W pierwszym rzędzie należy wskazać na to, że zdarzenie, w którym uczestniczyła powódka stanowiło wykroczenie drogowe, zatem jego charakter był niegroźny. Powódce nie zagrażało bezpośrednie niebezpieczeństwo utraty życia i zdrowia. W drugim rzędzie trzeba odnieść się do obrażeń odniesionych przez nią, które skutkowały odczuwaniem bólu, koniecznością przyjmowania tabletek przeciwbólowych, noszenia kołnierza ortopedycznego przez 14 dni oraz korzystania ze zwolnienia lekarskiego przez okres 3 tygodni. Dodać jednak należy, że wszystkie dolegliwości związane ze zdarzeniem komunikacyjnym już ustąpiły i powódka nie będzie ich odczuwała w przyszłości. Ponadto u powódki nie powstał żaden trwały uszczerbek na zdrowiu. Nie ulega jednak wątpliwości, że sam fakt zaistnienia zdarzenia, jak i odniesione obrażenia wiązały się z cierpieniem fizycznym i psychicznym. W tym miejscu należy wskazać, że nie są zasadne twierdzenia strony pozwanej, jakoby powódka w okresie korzystania ze zwolnienia lekarskiego przebywała na wakacjach i dobrze się bawiła. Przedłożone przez pozwanego zdjęcia z portalu F. wskazują na daty od 25 lipca 2014 r. do dnia 19 września 2014 r. (k.100-112), a zatem obrazują zachowanie powódki po zakończeniu okresu korzystania ze zwolnienia lekarskiego. Ponadto odczuwanie cierpień fizycznych czy psychicznych nie musi oznaczać całkowitego wycofania się z życia towarzyskiego. Nie ulega także wątpliwości, że fakt korzystania przez powódkę ze zwolnienia lekarskiego był związany z niemożliwością podejmowania czynności zawodowych na skutek obrażeń odniesionych w kolizji drogowej. W tym miejscu należy wskazać, że powódka była zatrudniona na stanowisku fryzjerki, zatem jej praca wymagała pozostawania w pozycji stojącej z jednoczesną koniecznością pochylania głowy. W ocenie Sądu nie trudno wyobrazić sobie, że w związku ze skręceniem kręgosłupa szyjnego, co wiązało się z dolegliwościami bólowymi, wykonywanie pracy zawodowej przez powódkę w okresie 3 tygodni było niemożliwe. Z pewnością miało to wpływ na jej dotychczasowy tryb życia.

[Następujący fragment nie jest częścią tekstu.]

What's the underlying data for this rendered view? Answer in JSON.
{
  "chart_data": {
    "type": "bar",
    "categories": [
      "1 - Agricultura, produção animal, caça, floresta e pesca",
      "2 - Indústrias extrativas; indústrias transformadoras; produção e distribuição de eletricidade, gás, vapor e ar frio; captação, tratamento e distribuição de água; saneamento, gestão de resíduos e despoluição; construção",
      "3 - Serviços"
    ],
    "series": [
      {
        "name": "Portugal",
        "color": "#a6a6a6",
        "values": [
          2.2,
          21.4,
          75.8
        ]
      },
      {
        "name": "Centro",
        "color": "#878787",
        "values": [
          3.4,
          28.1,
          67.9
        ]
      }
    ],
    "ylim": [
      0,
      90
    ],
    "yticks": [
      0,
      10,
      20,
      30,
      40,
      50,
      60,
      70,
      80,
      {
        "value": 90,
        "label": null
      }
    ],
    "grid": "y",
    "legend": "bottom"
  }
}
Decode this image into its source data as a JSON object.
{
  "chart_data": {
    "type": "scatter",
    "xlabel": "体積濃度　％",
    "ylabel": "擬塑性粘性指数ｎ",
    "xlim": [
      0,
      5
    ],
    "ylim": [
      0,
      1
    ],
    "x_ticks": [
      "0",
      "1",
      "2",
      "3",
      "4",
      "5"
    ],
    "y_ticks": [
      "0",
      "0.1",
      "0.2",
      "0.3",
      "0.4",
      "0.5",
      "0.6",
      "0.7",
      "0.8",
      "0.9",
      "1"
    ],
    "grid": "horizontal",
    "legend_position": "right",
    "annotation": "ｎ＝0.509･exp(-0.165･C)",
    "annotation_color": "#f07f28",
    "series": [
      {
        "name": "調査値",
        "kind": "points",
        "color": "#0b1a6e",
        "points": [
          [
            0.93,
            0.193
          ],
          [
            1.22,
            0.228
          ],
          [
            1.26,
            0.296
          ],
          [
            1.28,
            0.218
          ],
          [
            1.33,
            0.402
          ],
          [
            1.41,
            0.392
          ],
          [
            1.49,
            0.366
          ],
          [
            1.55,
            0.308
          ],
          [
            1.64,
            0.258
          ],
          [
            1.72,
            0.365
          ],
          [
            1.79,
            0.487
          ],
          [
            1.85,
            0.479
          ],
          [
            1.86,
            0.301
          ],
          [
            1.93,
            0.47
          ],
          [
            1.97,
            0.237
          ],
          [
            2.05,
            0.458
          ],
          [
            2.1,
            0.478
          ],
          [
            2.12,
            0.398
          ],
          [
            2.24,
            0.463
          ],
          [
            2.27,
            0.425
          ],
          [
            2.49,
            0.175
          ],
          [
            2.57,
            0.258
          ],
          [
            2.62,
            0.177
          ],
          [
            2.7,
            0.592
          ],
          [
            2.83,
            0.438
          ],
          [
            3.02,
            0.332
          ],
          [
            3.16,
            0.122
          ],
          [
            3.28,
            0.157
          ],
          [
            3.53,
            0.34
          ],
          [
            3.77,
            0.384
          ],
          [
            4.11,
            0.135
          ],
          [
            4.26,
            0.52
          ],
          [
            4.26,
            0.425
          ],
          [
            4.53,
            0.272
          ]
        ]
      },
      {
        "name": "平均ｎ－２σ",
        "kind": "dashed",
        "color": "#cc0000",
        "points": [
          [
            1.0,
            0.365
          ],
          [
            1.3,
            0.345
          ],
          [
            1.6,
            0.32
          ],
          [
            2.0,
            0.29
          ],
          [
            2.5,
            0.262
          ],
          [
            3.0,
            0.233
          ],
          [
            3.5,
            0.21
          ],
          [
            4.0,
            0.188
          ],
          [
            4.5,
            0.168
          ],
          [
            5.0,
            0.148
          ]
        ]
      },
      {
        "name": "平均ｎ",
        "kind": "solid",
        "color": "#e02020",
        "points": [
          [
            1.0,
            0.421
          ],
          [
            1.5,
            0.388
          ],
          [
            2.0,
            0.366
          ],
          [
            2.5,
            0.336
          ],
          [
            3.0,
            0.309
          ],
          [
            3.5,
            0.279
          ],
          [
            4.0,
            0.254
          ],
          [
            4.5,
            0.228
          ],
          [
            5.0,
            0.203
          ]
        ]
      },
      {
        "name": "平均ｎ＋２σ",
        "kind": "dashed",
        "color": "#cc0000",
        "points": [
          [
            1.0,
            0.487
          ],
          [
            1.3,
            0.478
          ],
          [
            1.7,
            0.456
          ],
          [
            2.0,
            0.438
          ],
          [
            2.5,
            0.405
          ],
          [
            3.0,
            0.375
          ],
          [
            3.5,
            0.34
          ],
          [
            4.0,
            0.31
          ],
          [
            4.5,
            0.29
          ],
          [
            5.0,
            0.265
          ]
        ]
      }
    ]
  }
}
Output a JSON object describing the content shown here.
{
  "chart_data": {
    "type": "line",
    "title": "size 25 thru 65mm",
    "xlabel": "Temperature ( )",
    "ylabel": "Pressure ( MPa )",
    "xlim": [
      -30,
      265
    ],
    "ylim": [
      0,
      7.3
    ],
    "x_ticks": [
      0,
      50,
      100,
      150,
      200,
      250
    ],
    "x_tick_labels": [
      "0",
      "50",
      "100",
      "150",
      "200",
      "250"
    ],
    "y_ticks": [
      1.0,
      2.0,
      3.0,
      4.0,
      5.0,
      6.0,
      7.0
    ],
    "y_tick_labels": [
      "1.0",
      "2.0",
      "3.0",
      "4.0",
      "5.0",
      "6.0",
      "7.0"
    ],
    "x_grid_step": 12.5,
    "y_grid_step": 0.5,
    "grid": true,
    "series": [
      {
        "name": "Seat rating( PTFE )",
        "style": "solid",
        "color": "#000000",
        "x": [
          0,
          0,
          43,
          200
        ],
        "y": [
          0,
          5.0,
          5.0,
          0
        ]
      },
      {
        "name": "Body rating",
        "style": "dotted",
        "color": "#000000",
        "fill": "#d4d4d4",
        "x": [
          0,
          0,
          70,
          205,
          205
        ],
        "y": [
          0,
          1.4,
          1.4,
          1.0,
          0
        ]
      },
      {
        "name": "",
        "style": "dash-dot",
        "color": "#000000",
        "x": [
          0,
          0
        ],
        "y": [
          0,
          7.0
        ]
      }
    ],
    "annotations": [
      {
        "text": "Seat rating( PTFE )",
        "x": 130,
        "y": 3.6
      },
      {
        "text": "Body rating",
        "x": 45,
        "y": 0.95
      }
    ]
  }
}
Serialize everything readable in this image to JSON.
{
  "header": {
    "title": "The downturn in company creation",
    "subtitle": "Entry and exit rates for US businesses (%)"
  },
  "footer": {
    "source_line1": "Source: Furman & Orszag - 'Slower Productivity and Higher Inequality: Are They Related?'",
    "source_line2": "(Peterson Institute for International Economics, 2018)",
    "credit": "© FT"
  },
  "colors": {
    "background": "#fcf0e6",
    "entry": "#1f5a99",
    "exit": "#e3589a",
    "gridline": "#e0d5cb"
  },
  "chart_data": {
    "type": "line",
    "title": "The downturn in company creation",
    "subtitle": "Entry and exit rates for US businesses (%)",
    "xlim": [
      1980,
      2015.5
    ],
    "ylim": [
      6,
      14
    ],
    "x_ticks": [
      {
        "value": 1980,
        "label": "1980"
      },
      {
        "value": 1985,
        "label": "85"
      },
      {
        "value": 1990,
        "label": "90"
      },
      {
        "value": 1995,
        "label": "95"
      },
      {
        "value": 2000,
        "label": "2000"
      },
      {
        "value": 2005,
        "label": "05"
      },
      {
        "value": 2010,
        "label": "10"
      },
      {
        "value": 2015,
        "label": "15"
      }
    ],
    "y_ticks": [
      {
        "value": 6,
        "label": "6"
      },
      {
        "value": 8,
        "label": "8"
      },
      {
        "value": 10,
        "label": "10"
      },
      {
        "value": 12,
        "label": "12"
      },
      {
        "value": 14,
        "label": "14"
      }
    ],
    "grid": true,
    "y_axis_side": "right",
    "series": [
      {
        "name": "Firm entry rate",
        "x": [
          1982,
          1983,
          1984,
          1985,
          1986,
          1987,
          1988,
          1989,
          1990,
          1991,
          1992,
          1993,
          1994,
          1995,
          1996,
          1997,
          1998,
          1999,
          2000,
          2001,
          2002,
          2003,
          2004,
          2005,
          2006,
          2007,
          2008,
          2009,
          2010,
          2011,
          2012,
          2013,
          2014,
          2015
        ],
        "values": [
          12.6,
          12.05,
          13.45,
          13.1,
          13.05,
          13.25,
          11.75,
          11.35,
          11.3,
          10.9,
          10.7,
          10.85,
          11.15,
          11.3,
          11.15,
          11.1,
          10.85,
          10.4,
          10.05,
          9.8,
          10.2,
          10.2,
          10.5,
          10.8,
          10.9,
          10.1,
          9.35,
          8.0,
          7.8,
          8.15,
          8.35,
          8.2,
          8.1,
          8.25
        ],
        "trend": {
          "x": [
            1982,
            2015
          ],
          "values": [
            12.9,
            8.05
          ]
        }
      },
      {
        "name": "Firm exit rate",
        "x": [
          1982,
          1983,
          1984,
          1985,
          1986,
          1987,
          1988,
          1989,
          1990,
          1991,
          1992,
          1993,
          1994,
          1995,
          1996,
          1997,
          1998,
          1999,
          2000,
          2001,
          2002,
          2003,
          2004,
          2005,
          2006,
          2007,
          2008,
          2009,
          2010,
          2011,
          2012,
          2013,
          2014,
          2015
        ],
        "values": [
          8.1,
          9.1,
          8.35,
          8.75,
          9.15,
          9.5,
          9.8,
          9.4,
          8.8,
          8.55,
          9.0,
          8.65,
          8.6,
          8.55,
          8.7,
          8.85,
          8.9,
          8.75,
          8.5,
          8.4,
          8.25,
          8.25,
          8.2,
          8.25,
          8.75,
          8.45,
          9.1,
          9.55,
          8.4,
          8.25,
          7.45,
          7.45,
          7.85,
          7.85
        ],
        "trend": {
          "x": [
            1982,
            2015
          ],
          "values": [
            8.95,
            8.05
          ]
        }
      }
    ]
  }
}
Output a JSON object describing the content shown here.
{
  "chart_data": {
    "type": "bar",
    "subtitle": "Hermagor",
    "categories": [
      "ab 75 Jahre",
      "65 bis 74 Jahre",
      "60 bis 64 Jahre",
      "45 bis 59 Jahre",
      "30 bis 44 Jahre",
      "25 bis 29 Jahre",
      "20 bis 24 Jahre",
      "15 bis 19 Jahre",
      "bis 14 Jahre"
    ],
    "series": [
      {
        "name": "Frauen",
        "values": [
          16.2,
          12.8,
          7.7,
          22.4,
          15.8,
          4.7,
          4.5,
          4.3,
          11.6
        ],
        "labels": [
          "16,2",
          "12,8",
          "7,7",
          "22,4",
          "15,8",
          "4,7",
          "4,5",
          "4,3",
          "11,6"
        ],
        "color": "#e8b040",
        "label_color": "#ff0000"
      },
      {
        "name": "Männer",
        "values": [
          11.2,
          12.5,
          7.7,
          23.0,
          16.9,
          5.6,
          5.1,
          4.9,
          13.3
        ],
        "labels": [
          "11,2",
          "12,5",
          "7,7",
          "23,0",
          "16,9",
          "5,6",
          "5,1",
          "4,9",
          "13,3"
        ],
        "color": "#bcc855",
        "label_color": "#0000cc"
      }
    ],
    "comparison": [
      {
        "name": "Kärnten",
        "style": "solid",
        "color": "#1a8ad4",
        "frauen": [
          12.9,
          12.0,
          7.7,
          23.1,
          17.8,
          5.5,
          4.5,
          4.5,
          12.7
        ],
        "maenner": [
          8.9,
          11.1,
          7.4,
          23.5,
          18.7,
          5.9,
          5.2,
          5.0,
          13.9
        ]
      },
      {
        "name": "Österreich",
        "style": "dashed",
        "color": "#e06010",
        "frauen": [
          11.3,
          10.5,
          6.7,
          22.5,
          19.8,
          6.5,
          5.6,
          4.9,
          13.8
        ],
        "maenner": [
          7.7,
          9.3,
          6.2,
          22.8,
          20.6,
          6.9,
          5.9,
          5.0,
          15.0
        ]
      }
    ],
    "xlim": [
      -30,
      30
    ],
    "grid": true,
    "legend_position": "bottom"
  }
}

Zdaniem Sądu wskazane powyżej okoliczności przemawiają za tym, że w wyniku zdarzenia drogowego z dnia 2 lipca 2014 r. powódka poniosła krzywdę w rozumieniu art. 445 k.c., którą winien jej pozwany zrekompensować. Sąd ustalił, że kwotą „odpowiednią” do czasu trwania dolegliwości, ich nasilenia, wpływu wypadku na tryb życia powódki, długotrwałości cierpień psychicznych i fizycznych będzie kwota 2.500 zł. Jednocześnie Sąd przyjął, że powódce należą się odsetki od dnia 29 marca 2015r. M. K. (2) odebrał wezwanie do zapłaty w dniu 18 marca 2015., S. J. (2) wezwała go do zapłaty zadośćuczynienia w terminie 10 dni od dnia otrzymania wezwania. W związku z tym Sąd orzekł jak w punkcie I i II wyroku.

Powódka i pozwany wygrali sprawę po połowie.

Sąd zasądził od pozwanego na rzecz powódki kwotę 841,82 zł, co stanowi połowę kosztów poniesionych przez nią w związku z postępowaniem toczącym się przed tutejszym Sądem. Na kwotę tę składają się: 125 zł (1/2 opłaty od pozwu), 250 zł tytułem połowy uiszczonej zaliczki na poczet biegłego sądowego z zakresu rzeczoznawstwa samochodowego i rekonstrukcji wypadków drogowych, 216,82 zł tytułem połowy wynagrodzenia biegłego sądowego lekarza neurologa, 300 zł tytułem połowy zwrotu kosztów zastępstwa procesowego.

W punkcie IV wyroku nieuiszczonymi w sprawie wydatkami Sąd obciążył Skarb Państwa – Sąd Rejonowy w Toruniu.